Electric vehicles (EVs) continue to gain traction as a more environmentally-friendly alternative to its gas-fueled counterparts. 1.6 million units were expected to be sold globally in 2018, adding to the 3.3 million units already in use.
While EVs are not yet as prevalent in the Philippines, there were initiatives from both the public and private sector last year to help encourage their purchase. The office of Senator Sherwin Gatchalian was finalizing legislation for the promotion of EVs, while Unioil Petroleum Philippines and Pilipinas Shell Petroleum Corporation launched charging stations among their respective outlets.
The increasing prevalence of charging stations is good news for EV users in the country, but they must also be wary of some risks that could infiltrate their security. A recent study by Kaspersky Lab revealed that attackers are able to access users’ private information through EV chargers.

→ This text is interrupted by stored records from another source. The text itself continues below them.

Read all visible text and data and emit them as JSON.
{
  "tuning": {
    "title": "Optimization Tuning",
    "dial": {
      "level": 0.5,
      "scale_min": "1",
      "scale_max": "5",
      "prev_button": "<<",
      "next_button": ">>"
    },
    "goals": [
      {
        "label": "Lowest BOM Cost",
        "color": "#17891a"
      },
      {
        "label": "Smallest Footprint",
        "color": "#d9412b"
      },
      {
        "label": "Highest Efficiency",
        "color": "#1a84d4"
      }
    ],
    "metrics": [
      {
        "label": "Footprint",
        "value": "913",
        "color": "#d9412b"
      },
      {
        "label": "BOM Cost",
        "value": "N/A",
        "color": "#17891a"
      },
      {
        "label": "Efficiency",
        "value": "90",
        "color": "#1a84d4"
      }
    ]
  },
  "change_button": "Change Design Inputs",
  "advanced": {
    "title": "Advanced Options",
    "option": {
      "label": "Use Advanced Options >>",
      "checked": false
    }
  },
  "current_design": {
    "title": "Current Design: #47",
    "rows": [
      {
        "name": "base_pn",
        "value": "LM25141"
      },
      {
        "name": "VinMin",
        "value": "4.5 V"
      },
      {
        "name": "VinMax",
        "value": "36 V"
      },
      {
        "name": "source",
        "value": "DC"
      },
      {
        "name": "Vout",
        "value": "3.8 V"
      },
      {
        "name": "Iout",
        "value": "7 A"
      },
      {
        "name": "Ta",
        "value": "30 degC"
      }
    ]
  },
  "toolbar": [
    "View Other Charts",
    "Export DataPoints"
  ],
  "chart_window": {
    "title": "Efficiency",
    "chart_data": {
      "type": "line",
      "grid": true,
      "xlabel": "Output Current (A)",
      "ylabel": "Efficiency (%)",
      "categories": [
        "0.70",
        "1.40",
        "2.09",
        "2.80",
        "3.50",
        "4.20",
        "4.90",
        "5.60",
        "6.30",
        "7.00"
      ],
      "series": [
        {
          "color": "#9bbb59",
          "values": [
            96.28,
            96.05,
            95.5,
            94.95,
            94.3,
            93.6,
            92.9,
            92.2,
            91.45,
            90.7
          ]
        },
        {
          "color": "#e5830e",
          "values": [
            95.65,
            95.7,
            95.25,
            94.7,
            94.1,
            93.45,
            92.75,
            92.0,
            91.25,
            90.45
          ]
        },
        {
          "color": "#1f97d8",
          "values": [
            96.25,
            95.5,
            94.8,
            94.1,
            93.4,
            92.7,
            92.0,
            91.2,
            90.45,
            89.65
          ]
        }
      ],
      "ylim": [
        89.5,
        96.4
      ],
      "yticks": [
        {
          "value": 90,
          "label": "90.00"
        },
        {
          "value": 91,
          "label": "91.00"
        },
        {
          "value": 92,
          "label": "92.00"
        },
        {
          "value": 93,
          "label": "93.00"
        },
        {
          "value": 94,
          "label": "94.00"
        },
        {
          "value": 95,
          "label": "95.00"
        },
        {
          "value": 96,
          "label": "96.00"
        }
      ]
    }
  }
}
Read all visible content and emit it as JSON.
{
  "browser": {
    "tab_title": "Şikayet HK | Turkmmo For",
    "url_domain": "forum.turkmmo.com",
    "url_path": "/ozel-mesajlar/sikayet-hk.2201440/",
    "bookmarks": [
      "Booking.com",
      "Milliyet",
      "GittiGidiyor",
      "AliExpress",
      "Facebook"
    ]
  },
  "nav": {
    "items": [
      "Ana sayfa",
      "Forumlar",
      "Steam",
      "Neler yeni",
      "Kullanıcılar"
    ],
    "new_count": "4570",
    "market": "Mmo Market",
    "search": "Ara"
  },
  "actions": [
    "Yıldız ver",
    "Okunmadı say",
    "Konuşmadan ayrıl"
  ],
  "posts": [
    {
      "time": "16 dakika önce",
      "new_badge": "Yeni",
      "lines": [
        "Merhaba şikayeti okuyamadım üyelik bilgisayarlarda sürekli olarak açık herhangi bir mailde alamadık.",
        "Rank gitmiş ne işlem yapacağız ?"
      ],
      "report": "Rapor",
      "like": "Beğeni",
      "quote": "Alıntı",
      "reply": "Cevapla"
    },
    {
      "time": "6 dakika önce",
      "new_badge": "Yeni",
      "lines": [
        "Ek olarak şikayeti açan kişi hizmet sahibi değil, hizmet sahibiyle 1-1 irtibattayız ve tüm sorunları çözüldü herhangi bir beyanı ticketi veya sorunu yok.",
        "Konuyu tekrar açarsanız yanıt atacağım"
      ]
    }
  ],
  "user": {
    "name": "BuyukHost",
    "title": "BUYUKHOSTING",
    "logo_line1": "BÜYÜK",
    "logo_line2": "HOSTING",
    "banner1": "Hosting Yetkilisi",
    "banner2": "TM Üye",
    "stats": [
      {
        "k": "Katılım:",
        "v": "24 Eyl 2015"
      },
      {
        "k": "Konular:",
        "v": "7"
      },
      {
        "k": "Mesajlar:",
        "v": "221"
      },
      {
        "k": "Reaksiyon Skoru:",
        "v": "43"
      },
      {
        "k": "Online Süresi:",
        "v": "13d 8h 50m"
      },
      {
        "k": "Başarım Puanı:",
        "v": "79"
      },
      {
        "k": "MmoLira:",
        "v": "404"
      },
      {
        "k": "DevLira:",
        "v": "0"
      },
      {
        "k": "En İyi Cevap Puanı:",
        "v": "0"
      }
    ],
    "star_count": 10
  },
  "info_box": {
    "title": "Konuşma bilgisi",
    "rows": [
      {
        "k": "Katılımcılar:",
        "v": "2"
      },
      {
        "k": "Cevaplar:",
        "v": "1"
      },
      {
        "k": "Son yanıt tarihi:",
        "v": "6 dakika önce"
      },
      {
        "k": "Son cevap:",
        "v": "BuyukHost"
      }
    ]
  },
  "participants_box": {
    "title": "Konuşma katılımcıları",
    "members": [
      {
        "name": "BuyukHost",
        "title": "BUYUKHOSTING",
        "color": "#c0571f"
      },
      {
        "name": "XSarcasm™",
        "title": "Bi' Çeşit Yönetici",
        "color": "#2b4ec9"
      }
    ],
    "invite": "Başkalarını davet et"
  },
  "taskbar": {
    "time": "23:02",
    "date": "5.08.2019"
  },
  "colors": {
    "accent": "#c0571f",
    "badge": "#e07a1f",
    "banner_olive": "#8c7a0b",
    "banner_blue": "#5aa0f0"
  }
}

Exploiting ‘remote access’

By taking advantage of a charger’s remote access feature, an attacker could cause a power overload which in turn could take down the network it’s connected to. The attacker first obtains Wi-Fi access to the charger’s network, often by brute-forcing through all possible password options. If successful, the attacker is able to obtain the charger’s IP address, which allows them to exploit and disrupt the system’s operations.   
Such damage would not only cost users large sums in repairs, but may also damage other devices connected to the network. An attacker could make the EV inaccessible to its owner by putting it on reservation mode, for instance, or unlock the EV’s socket locking hatch to allow them to steal the charging cable itself.

Security measures

While the vulnerabilities found by Kaspersky Lab have already been resolved, the company recommends EV users to take the following security measures:

  1. Regularly update smart devices to their latest software versions. New versions may contain patches for critical vulnerabilities which can be exploited by attackers.
  2. Change the default passwords for Wi-Fi routers and devices into strong ones. Different passwords should also be crafted for different devices.
  3. Isolate the smart home network from the network being used for Internet browsing on personal devices. This is to ensure that your smart home network won’t be affected should you receive malicious software on the other network.

“People often forget that in a targeted attack, cybercriminals always look for the least obvious elements to compromise in order to remain unnoticed,” said Dmitry Skylar, a security researcher at Kaspersky Lab. “This is why it is very important to look for vulnerabilities, not just into unresearched technical innovations, but also in their accessories. They are usually a coveted prize for threat actors.”